This is a synthetic geometry approach to the problem. It turned out more involved than I expected, and yet I haven’t found anything that could be omitted! I don’t say there isn’t a shorter way to do it, though, probably using some theorems that I haven’t thought of. (Maybe circle inversion? Seems like someone always pulls out circle inversion for knotty geometry problems.)
I also have a nice, direct solution using trigonometry. I haven’t yet solved it using vectors as you asked, because in the middle of my vector approach I keep reaching for trigonometric relationships, like the sine rule.
So here’s the situation as it’s given.
To begin, double the known angles: reflect $AC$ across $AB$ to double the 30° angle, and reflect $AC$ across $BC$ to double the 15° angle. Call the intersection of these reflected lines $D$. Since our newly doubled angles are $\angle CAD = 60°$ and $\angle ACD = 30°$, the angle sum of $\triangle ACD$ tells us that $\angle ADC = 90°$.
In a right triangle like $\triangle ADC$, the circumcentre is the midpoint of the hypotenuse—$M$ in this case. So $|AM| = |DM|$, and $\triangle ADM$ is at least isosceles. But since $\angle MAD = 60°$, this triangle is in fact equilateral, with $|AM| = |DM| = |AD|$.
Now, since equilateral triangles are so charmingly symmetrical, the angle bisector $AB$ is also the perpendicular bisector of the opposite side $DM$ (or would be, if we extended it). That makes any point on it, $B$ included, equidistant from $D$ and $M$. So $\triangle BDM$ is isosceles.
Speaking of angle bisectors, the angle bisectors of any triangle concur at its incentre. As the intersection of $AB$ (bisecting $\angle CAD$) and $BC$ (bisecting $\angle ACD$), $B$ is the incentre of $\triangle ACD$. As $BD$ connects this incentre to the remaining vertex, it is also an angle bisector, bisecting $\angle ADC$. As that’s a right angle, $\angle BDC = 45°$.

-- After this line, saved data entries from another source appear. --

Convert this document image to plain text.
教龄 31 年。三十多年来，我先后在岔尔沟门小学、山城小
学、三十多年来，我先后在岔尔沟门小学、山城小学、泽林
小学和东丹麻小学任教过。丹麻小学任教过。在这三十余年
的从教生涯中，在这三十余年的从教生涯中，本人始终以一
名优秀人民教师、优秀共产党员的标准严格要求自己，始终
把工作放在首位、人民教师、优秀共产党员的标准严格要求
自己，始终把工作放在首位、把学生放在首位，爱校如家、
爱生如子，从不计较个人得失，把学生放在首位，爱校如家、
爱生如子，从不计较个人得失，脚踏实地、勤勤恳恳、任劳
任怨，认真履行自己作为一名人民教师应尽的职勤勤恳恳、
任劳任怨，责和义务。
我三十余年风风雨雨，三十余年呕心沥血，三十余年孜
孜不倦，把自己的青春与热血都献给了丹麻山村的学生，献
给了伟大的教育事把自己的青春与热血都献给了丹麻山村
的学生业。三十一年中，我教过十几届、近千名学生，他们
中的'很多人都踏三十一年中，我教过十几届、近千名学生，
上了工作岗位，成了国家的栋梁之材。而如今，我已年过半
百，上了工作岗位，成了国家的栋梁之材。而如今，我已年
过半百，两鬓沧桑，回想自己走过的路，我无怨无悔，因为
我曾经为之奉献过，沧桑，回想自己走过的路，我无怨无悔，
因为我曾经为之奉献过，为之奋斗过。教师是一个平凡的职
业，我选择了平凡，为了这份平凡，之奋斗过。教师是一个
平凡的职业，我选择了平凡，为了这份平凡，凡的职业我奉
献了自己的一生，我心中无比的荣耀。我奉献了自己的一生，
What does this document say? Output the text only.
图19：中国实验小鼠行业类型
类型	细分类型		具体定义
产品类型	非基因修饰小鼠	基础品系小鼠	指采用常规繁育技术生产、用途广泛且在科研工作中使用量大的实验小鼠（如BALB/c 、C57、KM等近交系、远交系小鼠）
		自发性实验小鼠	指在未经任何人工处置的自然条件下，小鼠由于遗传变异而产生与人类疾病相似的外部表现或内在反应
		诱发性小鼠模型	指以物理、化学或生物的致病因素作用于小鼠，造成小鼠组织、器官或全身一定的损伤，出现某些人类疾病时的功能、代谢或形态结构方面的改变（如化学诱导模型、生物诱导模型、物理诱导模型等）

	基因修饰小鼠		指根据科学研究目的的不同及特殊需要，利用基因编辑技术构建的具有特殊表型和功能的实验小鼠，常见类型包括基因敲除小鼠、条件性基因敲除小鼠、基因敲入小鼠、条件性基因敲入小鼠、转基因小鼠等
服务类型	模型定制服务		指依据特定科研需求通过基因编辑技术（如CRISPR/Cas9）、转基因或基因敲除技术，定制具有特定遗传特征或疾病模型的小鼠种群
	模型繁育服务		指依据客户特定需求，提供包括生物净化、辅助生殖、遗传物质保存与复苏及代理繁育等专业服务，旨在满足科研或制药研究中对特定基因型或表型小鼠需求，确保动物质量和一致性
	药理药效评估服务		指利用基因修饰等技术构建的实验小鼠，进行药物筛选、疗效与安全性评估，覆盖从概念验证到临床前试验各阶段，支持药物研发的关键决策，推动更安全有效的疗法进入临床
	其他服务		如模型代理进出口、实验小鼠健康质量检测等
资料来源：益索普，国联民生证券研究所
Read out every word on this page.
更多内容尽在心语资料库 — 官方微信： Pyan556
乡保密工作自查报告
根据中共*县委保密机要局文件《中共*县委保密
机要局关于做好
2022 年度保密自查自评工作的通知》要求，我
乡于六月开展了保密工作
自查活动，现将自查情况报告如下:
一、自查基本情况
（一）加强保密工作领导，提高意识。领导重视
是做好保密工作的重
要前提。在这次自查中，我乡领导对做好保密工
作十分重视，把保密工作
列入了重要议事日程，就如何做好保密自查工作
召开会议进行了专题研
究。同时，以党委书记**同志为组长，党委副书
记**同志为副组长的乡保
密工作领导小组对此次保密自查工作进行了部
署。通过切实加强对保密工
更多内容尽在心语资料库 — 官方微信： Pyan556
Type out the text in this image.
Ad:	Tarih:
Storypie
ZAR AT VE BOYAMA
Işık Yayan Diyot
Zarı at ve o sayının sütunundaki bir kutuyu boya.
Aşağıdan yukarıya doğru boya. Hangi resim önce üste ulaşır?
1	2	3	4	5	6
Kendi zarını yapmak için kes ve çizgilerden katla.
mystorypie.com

Let $X$ and $Y$ be the tangent points of the incircle on sides $CD$ and $AC$, respectively. As radii and tangents are perpendicular, $BX \perp CD$ and $BY \perp AC$.
By the RHS criterion, $\triangle BMY \cong \triangle BDX$, so $\angle BMY = 45°$ as well.
Hence, its complementary angle $\angle BMC = 135°$, and by the angle sum of $\triangle BCM$, $\angle CBM = 30°$. ∎